Dororidade: Dor que só as Mulheres Transexuais e Travestis Negras Sentem
Iyálòrìṣá de candomblé da nação de Ketu, teóloga, transfeminista, negra, formada em serviço social, pós-graduada em direitos humanos e sexualidade, coordenadora nacional da CONATT, secretária executiva geral da ANTRA, coordenadora estadual do FONATRANS em São Paulo, presidenta do Instituto APHRODITTE-SP, coordenadora adjunta do Fórum Paulista LGBTI, integrante da comissão LGBTI da ALESP. E-mail: fernandamoraesantos@gmail.com
“Ser negra, na integridade...
Ser negra, de carapinhas. de dorso brilhante, de pés soltos nos caminhos.
Ser negra, de negras mãos, de negras mamas, de negra alma”.
Introdução
Transfeminismo é uma vertente do movimento feminista voltada particular e especificamente às questões das mulheres transexuais e travestis e, que propõe desfazer os papéis de gênero, os quais interpretam como influências da cultura e da educação cisnormativa pré-existentes. O transfeminismo nasce a partir do feminismo interseccional e da aplicação dos conceitos e pautas relacionadas às transexualidades e travestilidades e do discurso transfeminista sobre os conceitos desses segmentos sociais. Esta luta leva em consideração que existem fatores que criam desigualdades entre as mulheres e, pretende lutar pelos direitos de todas elas - cisgêneras, transexuais e travestis. Muitas pessoas não sabem, mas para além do transfeminismo como um todo, também existem várias ramificações específicas e, dentre elas, está o transfeminismo negro.
O transfeminismo negro surge também através do movimento organizado das mulheres transexuais e travestis, para atender algumas demandas específicas da população das mulheres transexuais e travestis negras, que foram e ainda são bastante oprimidas pelas RADFEM ou TERF, que é a corrente mais extremista do feminismo branco cisgênero, a qual não se encontra no princípio de igualdade e harmonia entre todas as mulheres, pois se opõem e sustentam radicalmente a paridade entre mulheres cissexistas das mulheres transexuais e travestis, alegando que as mulheres cisgêneras devem manter-se fora de qualquer relação com as mulheres transexuais e travestis, defendendo o gênero de nascimento como a única alternativa para o correto desenvolvimento da sexualidade das mulheres.
Ensinamentos de Experiências Vivenciadas
Dororidade é um neologismo criado para definir a cumplicidade entre a população das mulheres transexuais e travestis negras, pois existe uma dor que só elas sentem e reconhecem, por isso, a sororidade não alcança toda a experiência vivencida pelas mulheres transexuais e travestis negras, em seu existir histórico.

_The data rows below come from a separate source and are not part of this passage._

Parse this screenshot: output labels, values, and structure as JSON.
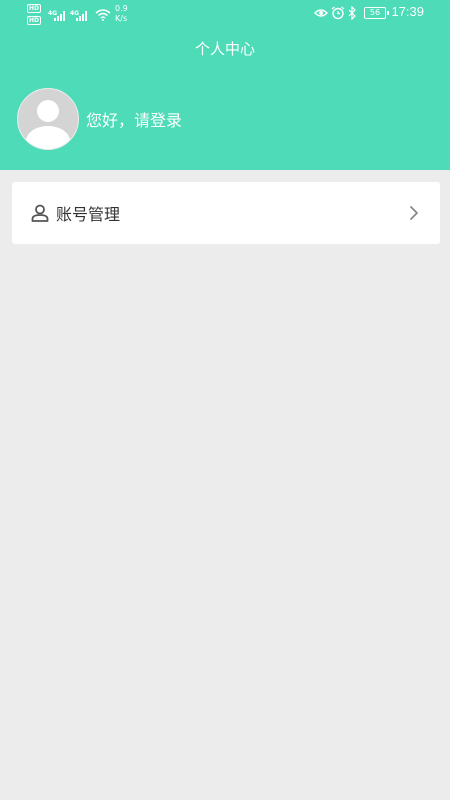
{
  "status_bar": {
    "hd_badge_1": "HD",
    "hd_badge_2": "HD",
    "signal_tag_1": "4G",
    "signal_tag_2": "4G",
    "net_speed_value": "0.9",
    "net_speed_unit": "K/s",
    "battery_level": "56",
    "time": "17:39",
    "icons": [
      "eye-icon",
      "alarm-icon",
      "bluetooth-icon"
    ]
  },
  "header": {
    "title": "个人中心",
    "login_prompt": "您好，请登录",
    "background_color": "#4ddbb8"
  },
  "menu": {
    "items": [
      {
        "label": "账号管理",
        "icon": "user-icon"
      }
    ]
  }
}
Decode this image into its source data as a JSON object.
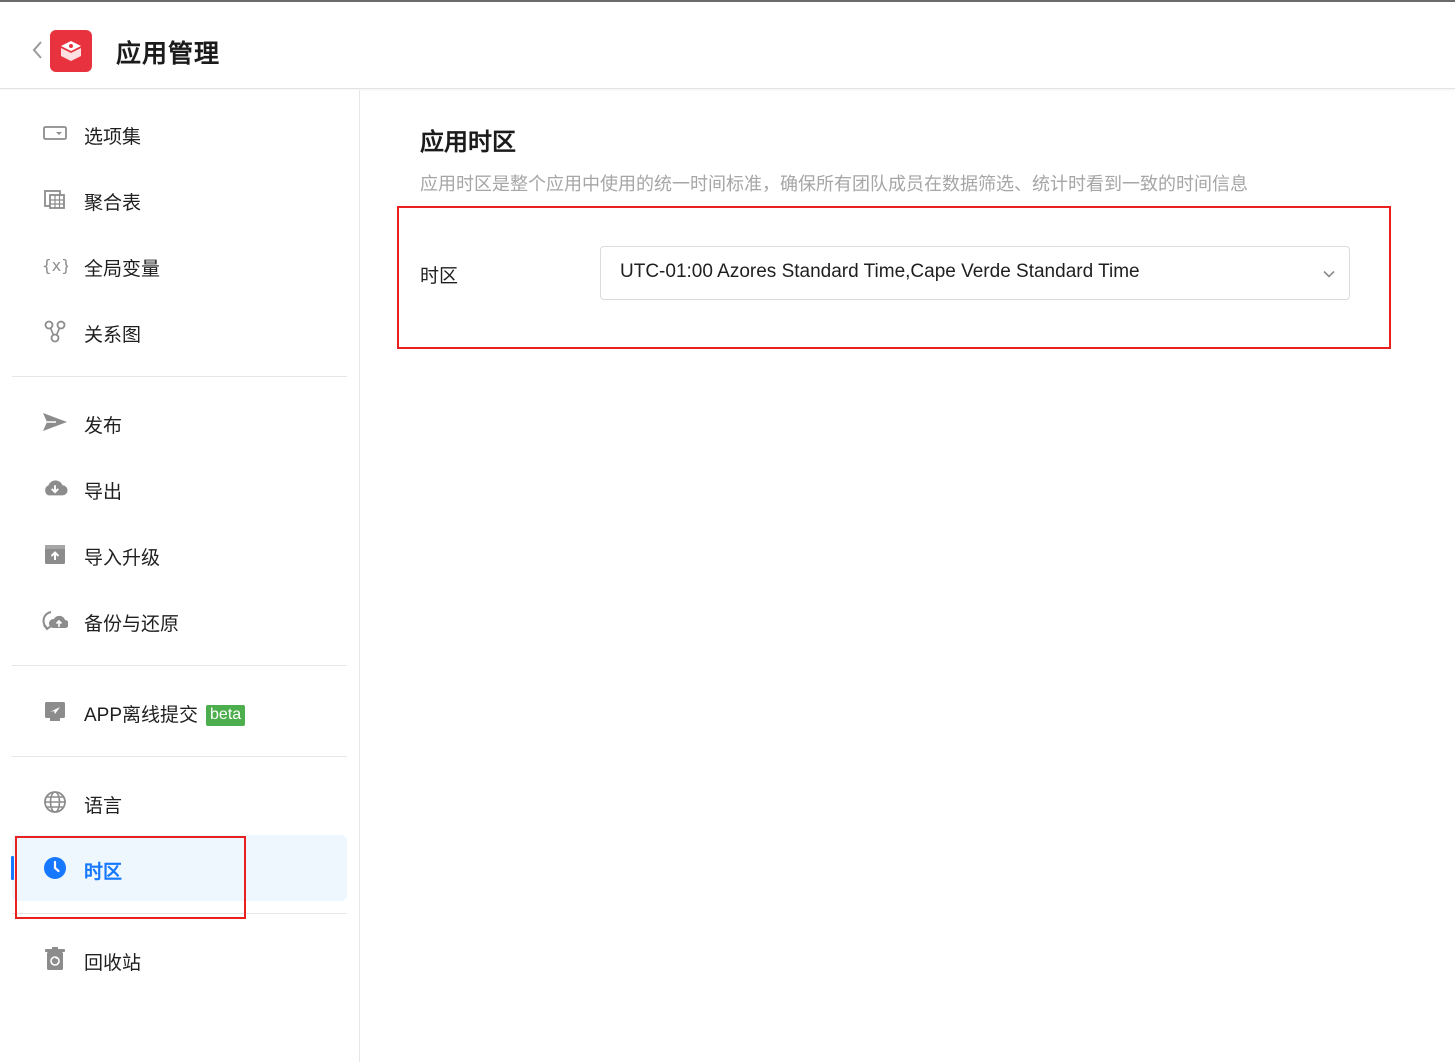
{
  "header": {
    "title": "应用管理",
    "logo_icon": "app-cube-icon",
    "back_icon": "chevron-left-icon"
  },
  "sidebar": {
    "groups": [
      [
        {
          "label": "选项集",
          "icon": "option-set-icon"
        },
        {
          "label": "聚合表",
          "icon": "aggregate-table-icon"
        },
        {
          "label": "全局变量",
          "icon": "variable-icon"
        },
        {
          "label": "关系图",
          "icon": "relation-graph-icon"
        }
      ],
      [
        {
          "label": "发布",
          "icon": "send-icon"
        },
        {
          "label": "导出",
          "icon": "cloud-download-icon"
        },
        {
          "label": "导入升级",
          "icon": "import-upgrade-icon"
        },
        {
          "label": "备份与还原",
          "icon": "backup-restore-icon"
        }
      ],
      [
        {
          "label": "APP离线提交",
          "icon": "offline-submit-icon",
          "badge": "beta"
        }
      ],
      [
        {
          "label": "语言",
          "icon": "globe-icon"
        },
        {
          "label": "时区",
          "icon": "clock-icon",
          "active": true
        }
      ],
      [
        {
          "label": "回收站",
          "icon": "recycle-bin-icon"
        }
      ]
    ]
  },
  "main": {
    "title": "应用时区",
    "description": "应用时区是整个应用中使用的统一时间标准，确保所有团队成员在数据筛选、统计时看到一致的时间信息",
    "timezone_label": "时区",
    "timezone_value": "UTC-01:00 Azores Standard Time,Cape Verde Standard Time"
  },
  "colors": {
    "accent": "#1677ff",
    "brand": "#e8323e",
    "highlight": "#e8201f",
    "beta": "#4cae4c"
  }
}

O conceito de sororidade, palavra derivada do termo em latim “sóror”, que significa irmã. A sororidade que significa uma relação de solidariedade, cumplicidade e cuidado entre todas as mulheres, sejam elas mulheres cisgêneras, lésbicas, bissexuais, heterossexuais, travestis e transexuais. Porém, não dá conta das vicissitudes das mulheres transexuais e travestis negras.
Não se pode construir um estado democrático de direito pleno sem observar as vulnerabilidades sociais e a inclusão das mulheres transexuais e travestis negras inseridas na estrutura social governamental. Portanto, há uma enorme "disparidade" no Brasil sobre a questão étnico-racial e o vocábulo ‘negro’, sobretudo porque várias mulheres transexuais e travestis inspiram-se por vezes nas falas e lutas da população negra de outros países. Porém, existem inúmeras histórias socioculturais dicotômicas entre essas lutas internacionalizadas e o movimento organizado das mulheres transexuais e travestis brasileiras. Uma palavra que em outro idioma, como o inglês norte americano pode soar como preconceituosa, mas aqui no Brasil serve para unificar a luta da população das mulheres transexuais e travestis negras.
Exemplificando: o termo negro ou negritude, tanto quanto a palavra preto ou pretitude e demais adjetivos, no dito popular brasileiro, têm diversas conotações e nuances de extremo preconceito e estigma social. Porém, a população das mulheres transexuais e travestis negras fizeram a ressignificação da palavra libertando-as de um termo tóxico, pesado e negativo. O preto é associado com poder, elegância, formalidade. Preto denota força e autoridade; ele é considerado uma cor muito formal, elegante e prestigiosa (gravata preta, terno preto). Na heráldica, o preto é o símbolo da dor, por isso o conceito de dororidade. Preto dá a sensação de perspectiva e profundidade, mas um fundo preto diminui essa legibilidade. Preto implica autocontrole e disciplina, independência e força de vontade, dando uma impressão de autoridade e poderio.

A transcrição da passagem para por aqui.